Как ей не хватало отца… Бесцеремонного, с крепкими ругательствами и пристрастием к сладкому, заигрывающего с деревенскими девушками. Уж он бы урезонил Мэри, убедил ее, что вторая любовь не умаляет первой. Их старая служанка Энн подтвердила бы, что замужество – дело благое, но Мэри рассчитала ее, когда из-за войны им пришлось потуже затянуть поясок. Элис открылась бы даже Рамболду, доброму, верному Рамболду, однако тот после смерти хозяина уехал в Канаду. В их краях была традиция поверять тайны пчелам, но некоторые утверждали, что говорить с пчелами следует только об умерших.
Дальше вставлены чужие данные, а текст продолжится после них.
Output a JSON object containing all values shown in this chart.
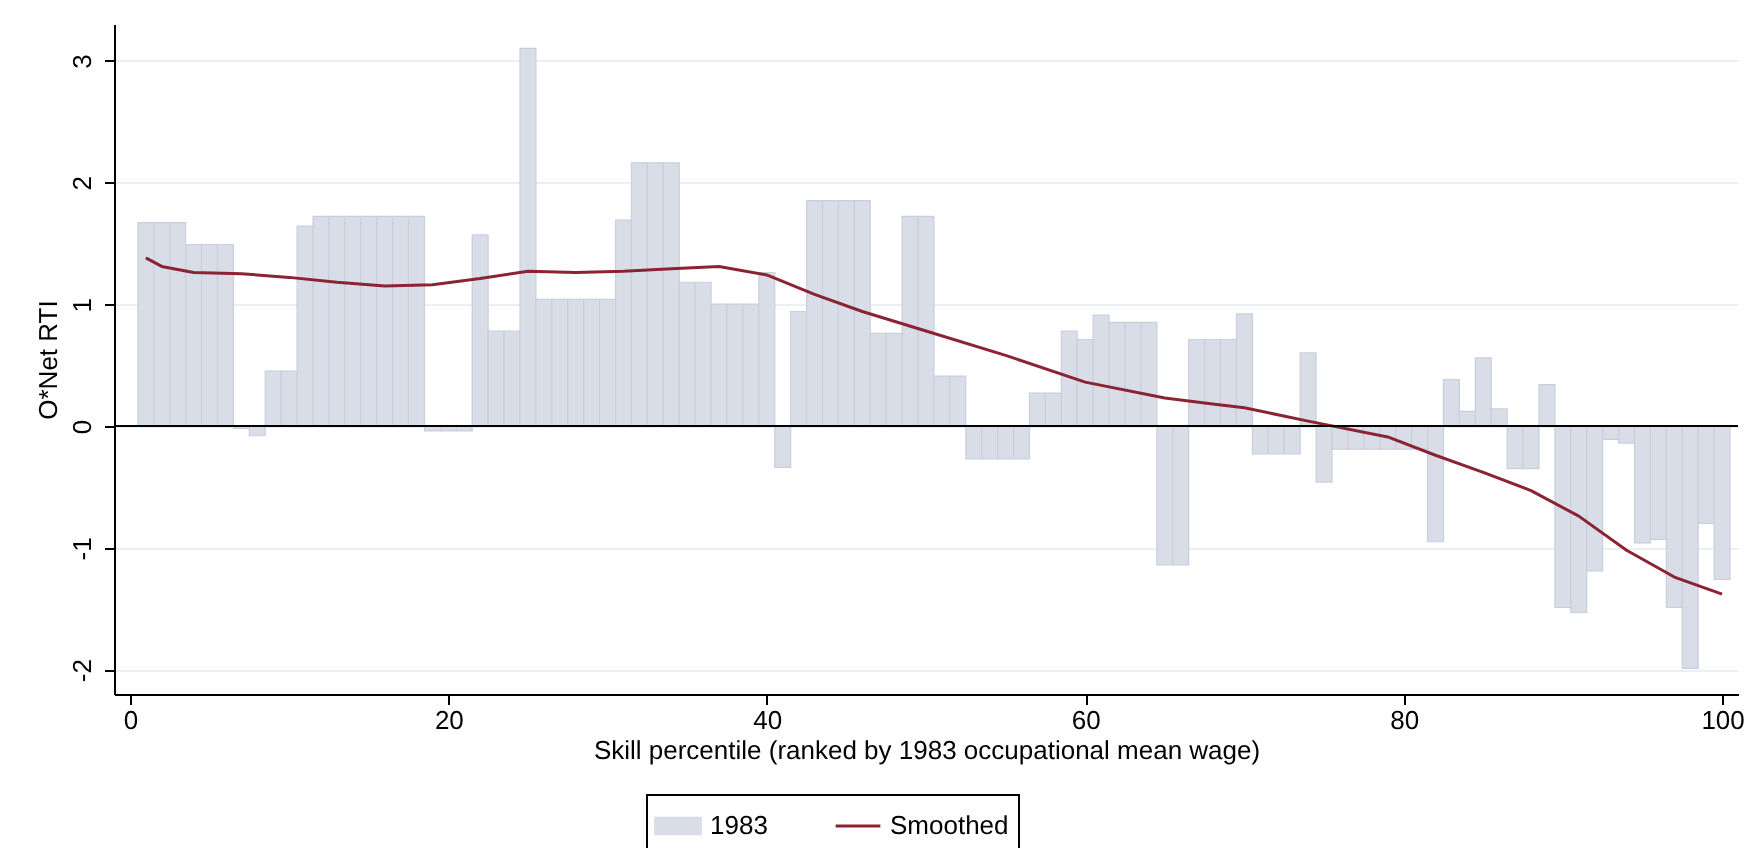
{
  "chart_data": {
    "type": "bar",
    "xlabel": "Skill percentile (ranked by 1983 occupational mean wage)",
    "ylabel": "O*Net RTI",
    "x": [
      1,
      2,
      3,
      4,
      5,
      6,
      7,
      8,
      9,
      10,
      11,
      12,
      13,
      14,
      15,
      16,
      17,
      18,
      19,
      20,
      21,
      22,
      23,
      24,
      25,
      26,
      27,
      28,
      29,
      30,
      31,
      32,
      33,
      34,
      35,
      36,
      37,
      38,
      39,
      40,
      41,
      42,
      43,
      44,
      45,
      46,
      47,
      48,
      49,
      50,
      51,
      52,
      53,
      54,
      55,
      56,
      57,
      58,
      59,
      60,
      61,
      62,
      63,
      64,
      65,
      66,
      67,
      68,
      69,
      70,
      71,
      72,
      73,
      74,
      75,
      76,
      77,
      78,
      79,
      80,
      81,
      82,
      83,
      84,
      85,
      86,
      87,
      88,
      89,
      90,
      91,
      92,
      93,
      94,
      95,
      96,
      97,
      98,
      99,
      100
    ],
    "series": [
      {
        "name": "1983",
        "color": "#d9dde8",
        "values": [
          1.67,
          1.67,
          1.67,
          1.49,
          1.49,
          1.49,
          -0.02,
          -0.08,
          0.45,
          0.45,
          1.64,
          1.72,
          1.72,
          1.72,
          1.72,
          1.72,
          1.72,
          1.72,
          -0.04,
          -0.04,
          -0.04,
          1.57,
          0.78,
          0.78,
          3.1,
          1.04,
          1.04,
          1.04,
          1.04,
          1.04,
          1.69,
          2.16,
          2.16,
          2.16,
          1.18,
          1.18,
          1.0,
          1.0,
          1.0,
          1.26,
          -0.34,
          0.94,
          1.85,
          1.85,
          1.85,
          1.85,
          0.76,
          0.76,
          1.72,
          1.72,
          0.41,
          0.41,
          -0.27,
          -0.27,
          -0.27,
          -0.27,
          0.27,
          0.27,
          0.78,
          0.71,
          0.91,
          0.85,
          0.85,
          0.85,
          -1.14,
          -1.14,
          0.71,
          0.71,
          0.71,
          0.92,
          -0.23,
          -0.23,
          -0.23,
          0.6,
          -0.46,
          -0.19,
          -0.19,
          -0.19,
          -0.19,
          -0.19,
          -0.19,
          -0.95,
          0.38,
          0.12,
          0.56,
          0.14,
          -0.35,
          -0.35,
          0.34,
          -1.49,
          -1.53,
          -1.19,
          -0.11,
          -0.14,
          -0.96,
          -0.93,
          -1.49,
          -1.99,
          -0.8,
          -1.26
        ]
      },
      {
        "name": "Smoothed",
        "type": "line",
        "color": "#8b2332",
        "x": [
          1,
          2,
          4,
          7,
          10,
          13,
          16,
          19,
          22,
          25,
          28,
          31,
          34,
          37,
          40,
          43,
          46,
          50,
          55,
          60,
          65,
          68,
          70,
          74,
          79,
          82,
          85,
          88,
          91,
          94,
          97,
          100
        ],
        "values": [
          1.38,
          1.31,
          1.26,
          1.25,
          1.22,
          1.18,
          1.15,
          1.16,
          1.21,
          1.27,
          1.26,
          1.27,
          1.29,
          1.31,
          1.24,
          1.08,
          0.94,
          0.78,
          0.58,
          0.36,
          0.23,
          0.18,
          0.15,
          0.04,
          -0.09,
          -0.24,
          -0.38,
          -0.53,
          -0.74,
          -1.02,
          -1.24,
          -1.38
        ]
      }
    ],
    "xlim": [
      -1,
      101
    ],
    "xticks": [
      0,
      20,
      40,
      60,
      80,
      100
    ],
    "ylim": [
      -2.2,
      3.3
    ],
    "yticks": [
      -2,
      -1,
      0,
      1,
      2,
      3
    ],
    "ref_lines": [
      {
        "axis": "y",
        "value": 0,
        "color": "#000000"
      }
    ],
    "grid": "y",
    "legend": "bottom"
  }
}
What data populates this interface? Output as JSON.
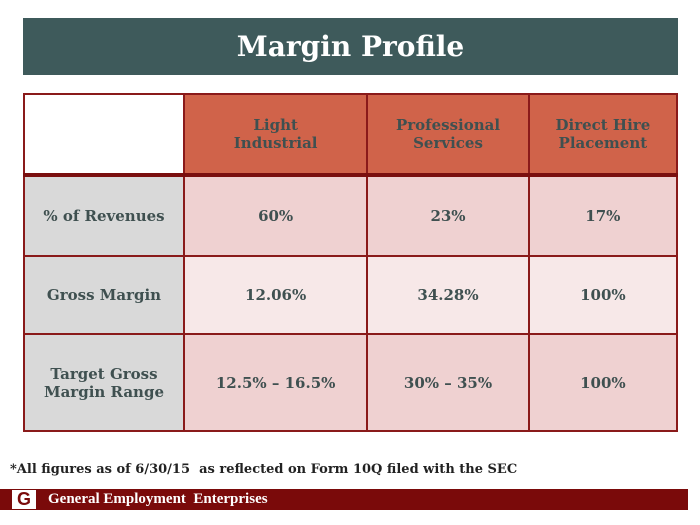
{
  "title": "Margin Profile",
  "columns": [
    "Light\nIndustrial",
    "Professional\nServices",
    "Direct Hire\nPlacement"
  ],
  "rows": [
    {
      "label": "% of Revenues",
      "values": [
        "60%",
        "23%",
        "17%"
      ]
    },
    {
      "label": "Gross Margin",
      "values": [
        "12.06%",
        "34.28%",
        "100%"
      ]
    },
    {
      "label": "Target Gross\nMargin Range",
      "values": [
        "12.5% – 16.5%",
        "30% – 35%",
        "100%"
      ]
    }
  ],
  "footnote": "*All figures as of 6/30/15  as reflected on Form 10Q filed with the SEC",
  "footer": {
    "logo": "G",
    "company": "General Employment  Enterprises"
  }
}
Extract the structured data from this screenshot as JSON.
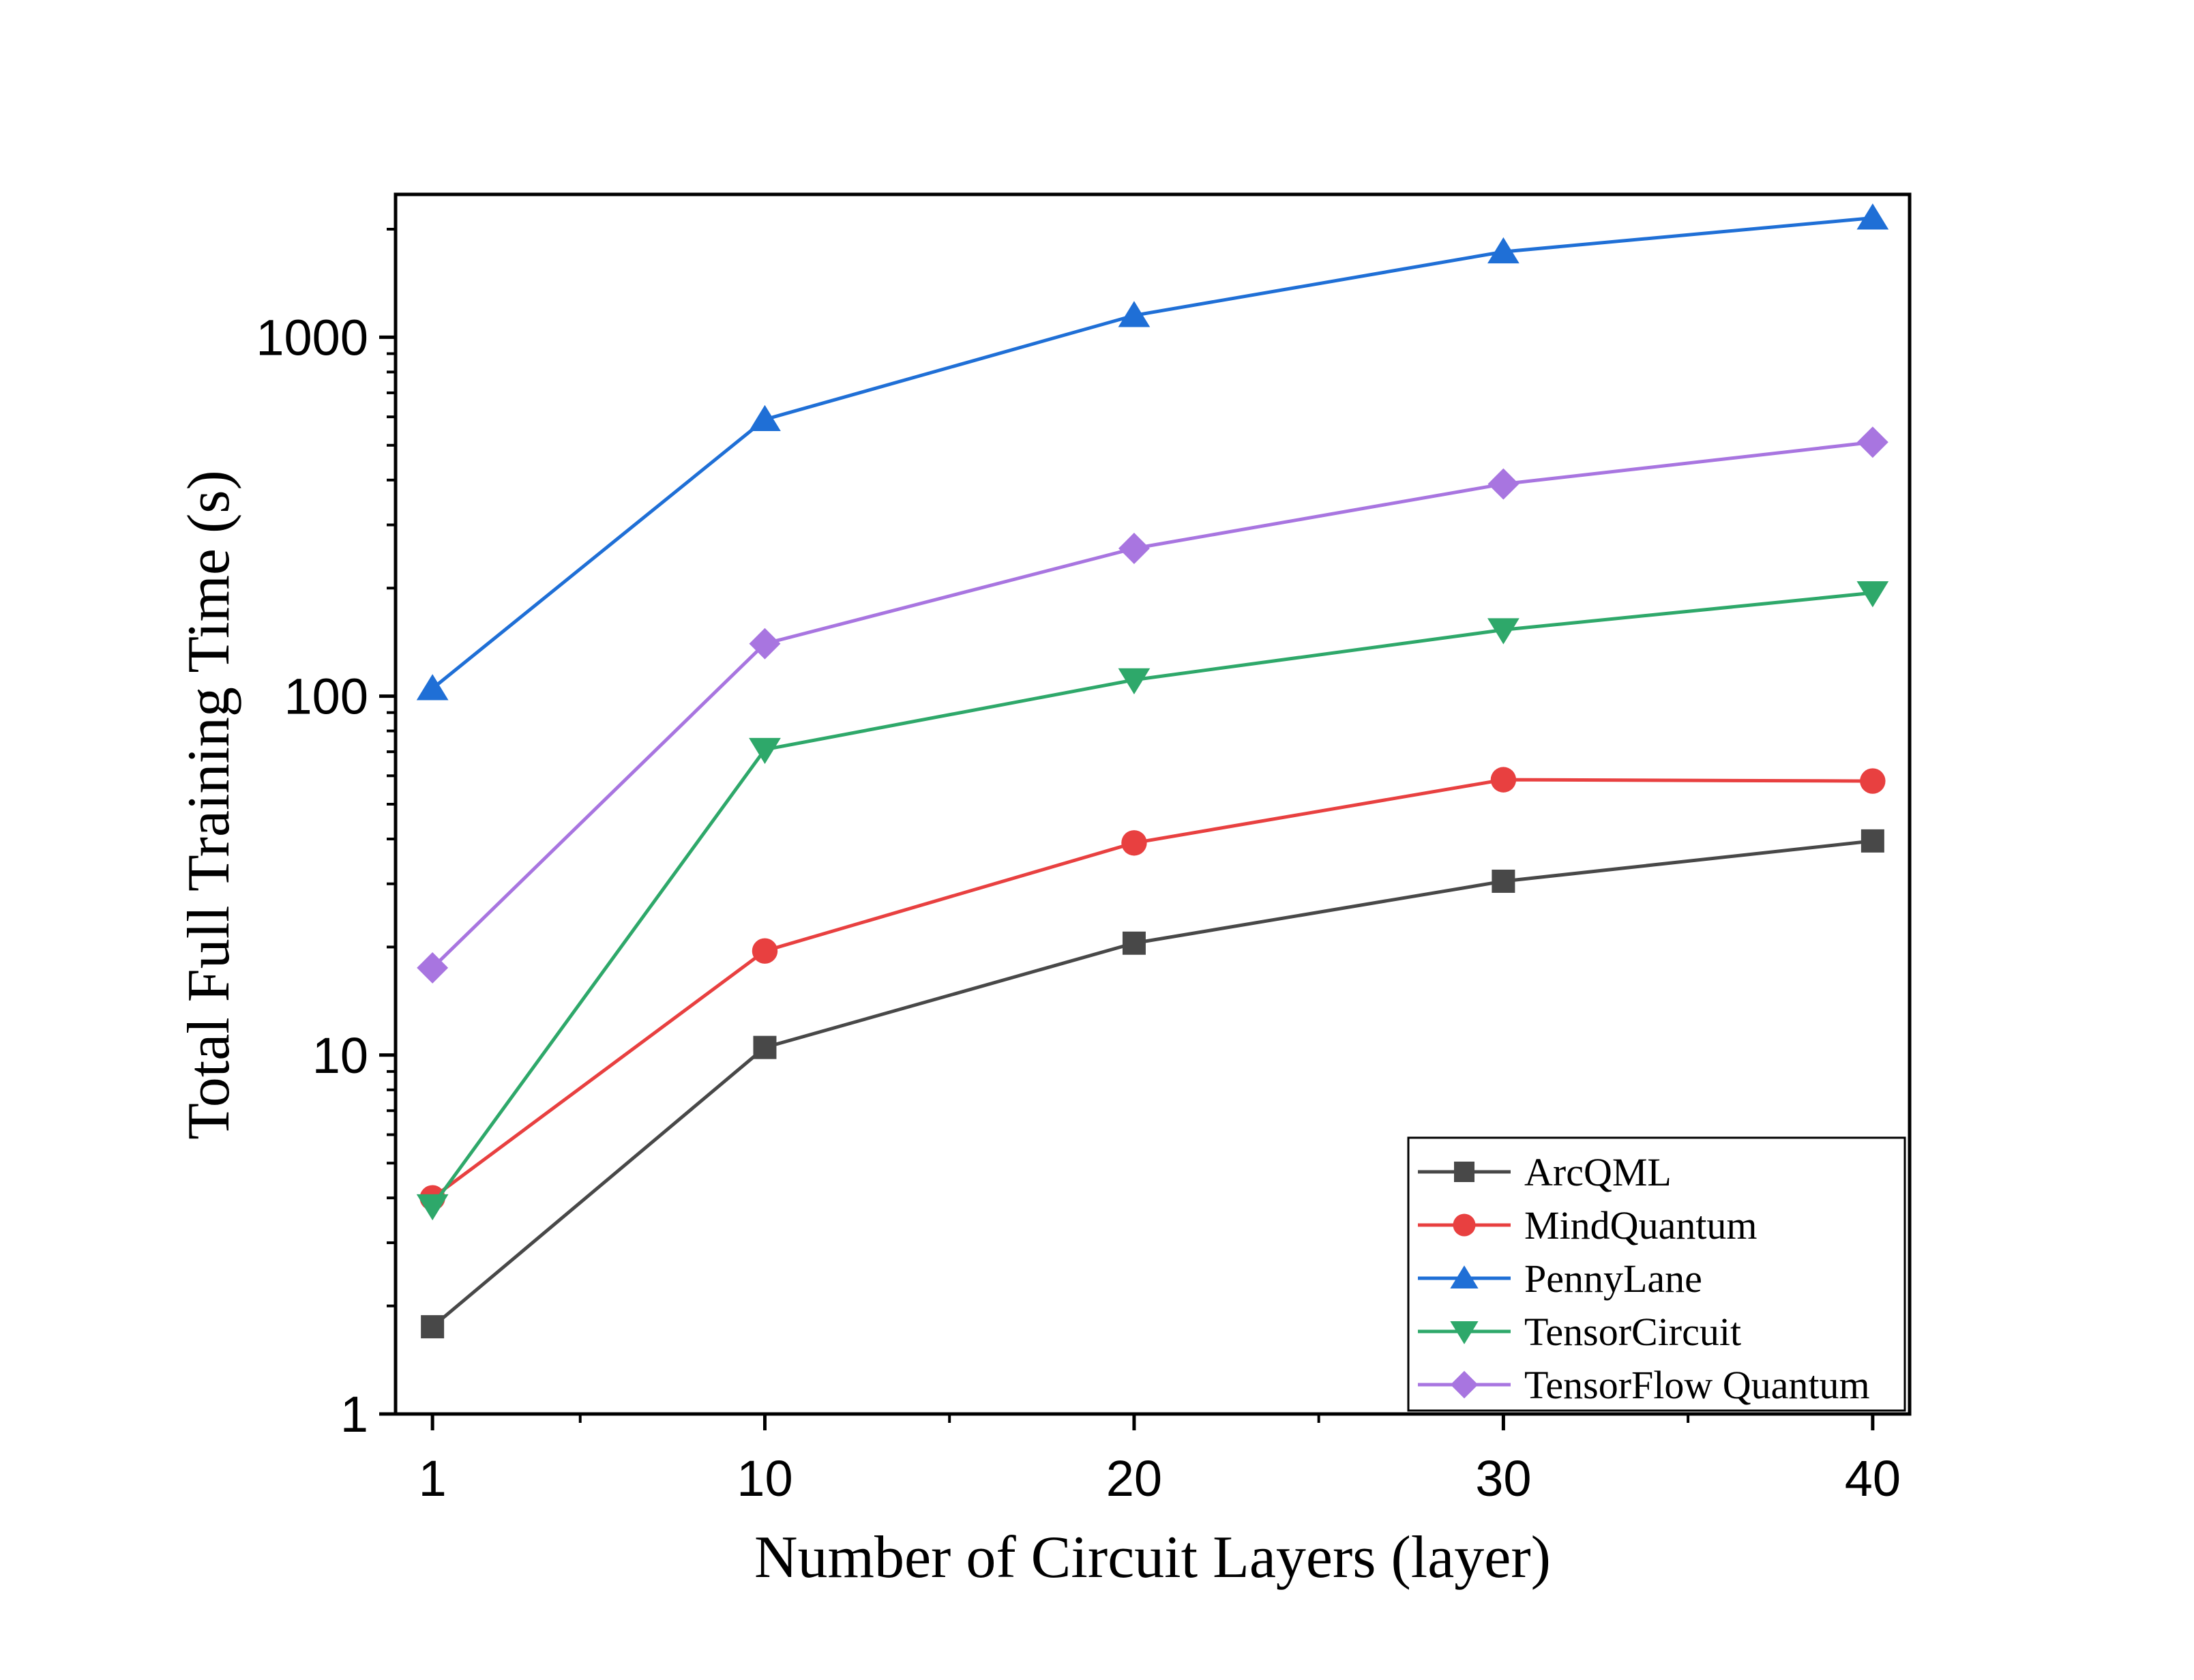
{
  "chart_data": {
    "type": "line",
    "title": "",
    "xlabel": "Number of Circuit Layers (layer)",
    "ylabel": "Total Full Training Time (s)",
    "x": [
      1,
      10,
      20,
      30,
      40
    ],
    "x_ticks": [
      "1",
      "10",
      "20",
      "30",
      "40"
    ],
    "xlim": [
      0,
      41
    ],
    "yscale": "log",
    "y_ticks": [
      "1",
      "10",
      "100",
      "1000"
    ],
    "ylim": [
      1,
      2500
    ],
    "grid": false,
    "legend_position": "bottom-right",
    "series": [
      {
        "name": "ArcQML",
        "marker": "square",
        "color": "#484848",
        "values": [
          1.75,
          10.5,
          20.5,
          30.5,
          39.5
        ]
      },
      {
        "name": "MindQuantum",
        "marker": "circle",
        "color": "#e84040",
        "values": [
          4.0,
          19.5,
          39.0,
          58.5,
          58.0
        ]
      },
      {
        "name": "PennyLane",
        "marker": "triangle-up",
        "color": "#1f6fd6",
        "values": [
          105,
          590,
          1150,
          1730,
          2150
        ]
      },
      {
        "name": "TensorCircuit",
        "marker": "triangle-down",
        "color": "#2ea86a",
        "values": [
          3.8,
          71,
          111,
          153,
          194
        ]
      },
      {
        "name": "TensorFlow Quantum",
        "marker": "diamond",
        "color": "#a875e0",
        "values": [
          17.5,
          140,
          258,
          390,
          510
        ]
      }
    ]
  }
}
Элис подождала, когда поднимется сильный ветер, и прокричала: “Я люблю его!” И ощутила то же тепло, что разливалось по ее телу на ложе из мха и в объятьях горшечника.

Она покраснела и вдруг расплакалась – благо, до дома было еще далеко.

Вернулась она ранним вечером.

– Цветы! – удивилась Мэри, когда Элис протянула ей корзинку, и Элис вдруг испугалась, что сестра все поймет по тому, как собран букет, как примяты стебли, сорванные широкой мужской рукой.

Но Мэри лишь критически осмотрела содержимое корзины, одобрила свечи, спросила, у кого Элис купила колокольчик для коровы, и выразила надежду, что она не переплатила за сыр.

Затем смерила Элис долгим взглядом, словно заметила что-то у нее на лице, хотя та уже успела посмотреться в зеркало и знала, что слезы давно высохли.

Весь день, всю неделю Элис думала об Артуре Бартоне, о его мозолистых руках, о том, как они смачивают глину, мнут глину, придают глине форму, как горшок раздувается под его пальцами. Засушивая меж страницами “Мелодий для флейты” цветки астры, она гадала, скоро ли он покажет ей свою ногу, представляла, как бережно дотрагивается до культи, видит стыд на его лице и говорит, что для нее это неважно, что он герой, храбрец и раненым она любит его еще сильнее.